I hear Iverson's voice in my head whenever I feel like talking about practice. I'm 66 years old and have been playing for over 50 years. I'm a few months away from retiring from my day gig. I still try to practice 3-4 hours a day. 3 feels like a minimum for me to improve slightly. That extra hour makes a big difference to me in terms of learning new material and learning to improve and add to my repertoire…
We all have responsibilities and as we get older, we end up having more commitments instead of less. Sometimes, it feels selfish or self-indulgent to continue to voraciously try to improve but I view it as a long game.
I plan to keep working hard and improving until I can no longer play the instrument.
And closely related is practicing vs. entertaining yourself. When I was at the University of Miami, I was wandering the practice hall in the jazz department and a few guys were sneakily listening in on a trombone player who was awful. Struggling to play his major scales.

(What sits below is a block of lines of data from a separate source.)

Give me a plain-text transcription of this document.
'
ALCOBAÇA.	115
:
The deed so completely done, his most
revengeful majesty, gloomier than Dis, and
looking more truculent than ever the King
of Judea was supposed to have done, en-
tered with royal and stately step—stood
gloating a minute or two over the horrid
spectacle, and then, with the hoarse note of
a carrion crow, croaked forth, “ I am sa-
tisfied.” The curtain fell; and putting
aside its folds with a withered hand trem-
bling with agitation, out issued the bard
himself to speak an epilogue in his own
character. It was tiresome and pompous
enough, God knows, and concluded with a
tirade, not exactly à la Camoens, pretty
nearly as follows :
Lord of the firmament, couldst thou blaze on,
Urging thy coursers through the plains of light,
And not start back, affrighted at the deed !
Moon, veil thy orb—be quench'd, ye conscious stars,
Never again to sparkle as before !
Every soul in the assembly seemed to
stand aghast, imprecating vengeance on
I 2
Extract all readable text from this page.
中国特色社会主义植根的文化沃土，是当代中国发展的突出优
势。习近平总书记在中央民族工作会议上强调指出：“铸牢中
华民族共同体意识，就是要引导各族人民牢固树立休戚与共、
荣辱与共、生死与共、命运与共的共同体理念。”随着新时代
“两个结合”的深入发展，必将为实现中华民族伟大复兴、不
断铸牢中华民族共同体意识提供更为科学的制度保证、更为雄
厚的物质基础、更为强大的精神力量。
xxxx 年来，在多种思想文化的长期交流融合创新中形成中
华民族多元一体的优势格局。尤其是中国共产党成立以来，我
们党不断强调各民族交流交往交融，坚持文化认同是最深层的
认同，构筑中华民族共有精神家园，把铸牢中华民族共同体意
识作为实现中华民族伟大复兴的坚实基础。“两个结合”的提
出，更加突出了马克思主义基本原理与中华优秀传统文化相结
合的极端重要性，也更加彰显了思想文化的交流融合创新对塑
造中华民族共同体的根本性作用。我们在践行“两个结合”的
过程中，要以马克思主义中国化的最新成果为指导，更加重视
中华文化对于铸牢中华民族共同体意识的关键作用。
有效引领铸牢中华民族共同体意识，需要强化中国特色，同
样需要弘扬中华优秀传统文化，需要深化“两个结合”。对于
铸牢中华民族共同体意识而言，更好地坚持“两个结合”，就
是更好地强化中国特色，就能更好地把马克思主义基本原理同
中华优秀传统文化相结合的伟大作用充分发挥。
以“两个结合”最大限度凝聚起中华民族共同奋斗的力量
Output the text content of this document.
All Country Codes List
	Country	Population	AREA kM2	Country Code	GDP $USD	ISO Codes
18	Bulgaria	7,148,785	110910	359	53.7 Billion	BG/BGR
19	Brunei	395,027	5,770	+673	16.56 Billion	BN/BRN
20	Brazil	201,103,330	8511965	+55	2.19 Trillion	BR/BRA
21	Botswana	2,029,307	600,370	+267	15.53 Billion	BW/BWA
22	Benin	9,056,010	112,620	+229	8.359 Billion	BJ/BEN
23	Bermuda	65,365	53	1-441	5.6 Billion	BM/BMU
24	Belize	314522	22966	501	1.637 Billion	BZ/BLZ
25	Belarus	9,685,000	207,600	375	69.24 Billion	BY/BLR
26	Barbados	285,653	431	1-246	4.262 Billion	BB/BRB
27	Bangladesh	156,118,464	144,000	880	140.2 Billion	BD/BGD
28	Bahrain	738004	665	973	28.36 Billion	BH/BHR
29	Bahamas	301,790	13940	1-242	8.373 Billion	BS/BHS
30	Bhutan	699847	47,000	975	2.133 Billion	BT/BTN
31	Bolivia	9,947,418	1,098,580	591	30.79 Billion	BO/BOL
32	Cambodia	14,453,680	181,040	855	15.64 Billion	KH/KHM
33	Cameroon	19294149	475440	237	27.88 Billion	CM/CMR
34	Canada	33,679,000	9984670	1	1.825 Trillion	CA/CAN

Stan Samole wandered by and yelled at the kids to get away from the practice room door and said something like, “The guy is in there doing what he is supposed to do. He's working on stuff that he CAN'T play so he can get better. If you're practicing and you sound great, it's because you're entertaining yourself and not practicing!”.
I NEVER FORGOT THAT LESSON!
Barney Kessel told me once in a lesson that there are only 2 reasons to open the guitar case. You are either trying to learn something or you are making money.
I differ from that viewpoint in that I believe it's important to entertain yourself as long as that is not ALL that you do. Entertaining yourself keeps you grounded and gives you a sense of satisfaction that all the hard work and dedication you are putting in has paid off.
It doesn't matter if I am playing for an audience or not. I am competing with myself and am still striving to get better.